A new exhibition at the Yale University Art Gallery aims to recast the role of ceramics in the history of 20th-century art.
Bringing together over 230 objects in a variety of media — including ceramics, painting, sculpture and works on paper — The Ceramic Presence in Modern Art: Selections from the Linda Leonard Schlenger Collection and the YUAG argues that in the narrative of postwar art, ceramic works should be considered as influential as more traditional media.
“Ceramicists were thinking in similar ways as artists in other media,” said Sequoia Miller GRD ’18, who co-curated the exhibition with YUAG director Jock Reynolds.
The Ceramic Presence includes the work of 13 major ceramists and two collections — the gallery’s permanent holdings and those of Linda Leonard Schlenger, one of the most important private collectors of ceramics in the United States. A chance encounter between Reynolds and Schlenger sparked the exhibition’s concept, Reynolds said, adding that a symposium in fall 2014 brought together artists, curators and art historians to discuss the topic.

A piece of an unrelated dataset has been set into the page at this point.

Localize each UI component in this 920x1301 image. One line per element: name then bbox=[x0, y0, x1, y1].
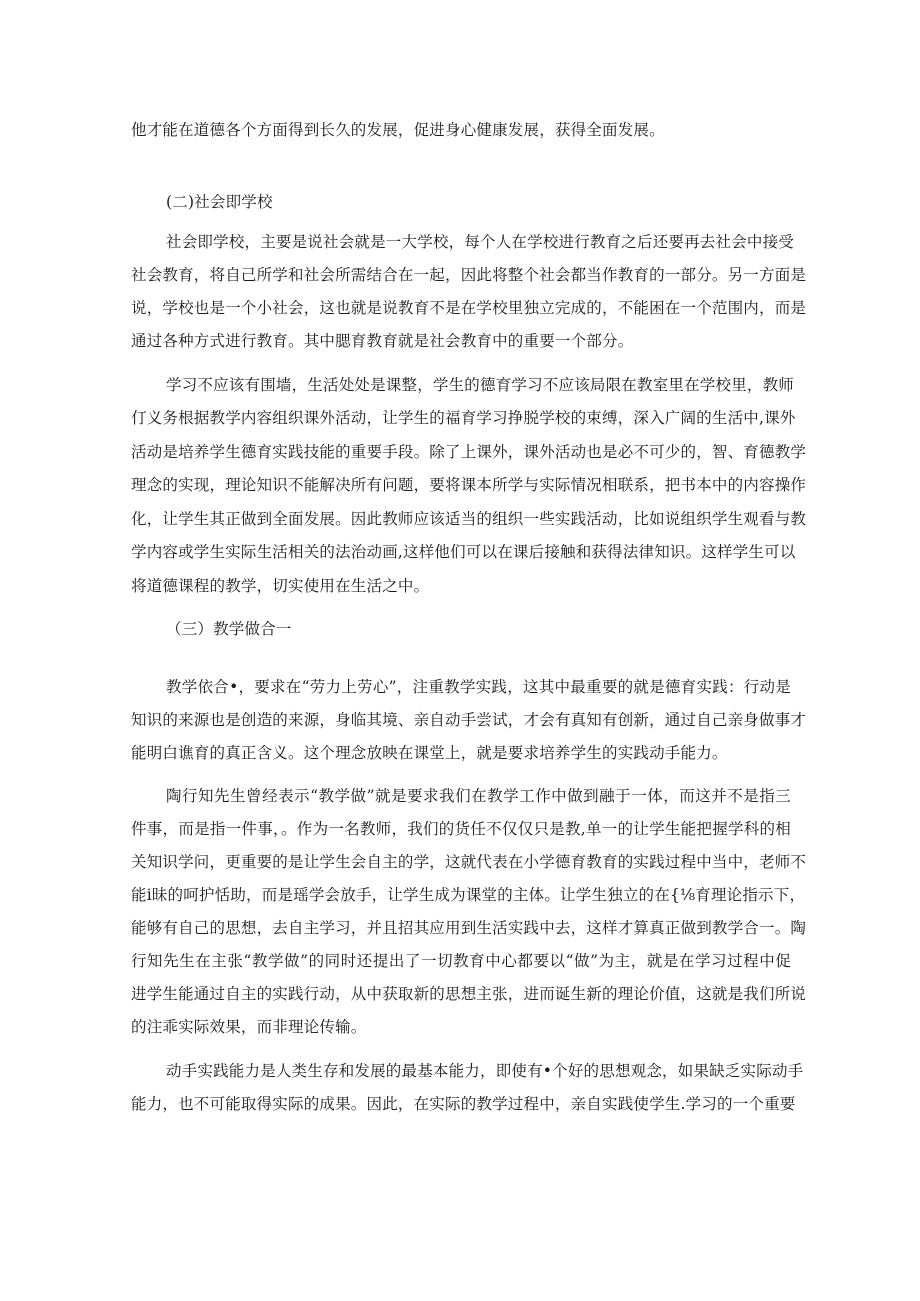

Natalie Sheng ’17, a History of Art and Economics double major, said she particularly enjoyed the exhibition’s treatment of ceramics as more than just a material used to craft functional objects, such as plates and bowls. Ceramics can also be used to create pieces that are abstract and expressive, she added.
Entering the exhibition from the early-20th century galleries, the first piece of ceramic art one encounters is a Peter Voulkos “stack,” which resembles a small tower, rendered in wood-fired stoneware. The Voulkos piece’s placement in relation to a Jackson Pollock painting on a nearby wall is meant to evoke the influence of Pollock on Voulkos, Miller explained. Miller added that one of the major themes of the show is to put ceramicists in conversation with their contemporaries working in other media.
“We’re very much hoping that viewers start to see them not as stand-alone objects but in conversation with one another,” Miller said.
Miller added that the exhibition aims to illuminate the relationships between works without employing unnecessary amounts of textual explanation. He noted that instead, the curators worked to group pieces in a way that highlights their formal and conceptual similarities.
Such a relationship, Miller noted, existed between a pair of watercolors by Hans Hofmann and a ceramic plate by Voulkos. Because these works feature the same vibrant colors and abstract shapes, viewers are able to easily perceive a visual connection between them even though they were made in wholly different media.
Aria Pearlman Morales ’18, who visited the exhibition, said that though she has little experience with art history, she found the exhibit accessible and educational.
The exhibition will remain on view through Jan. 3, 2016.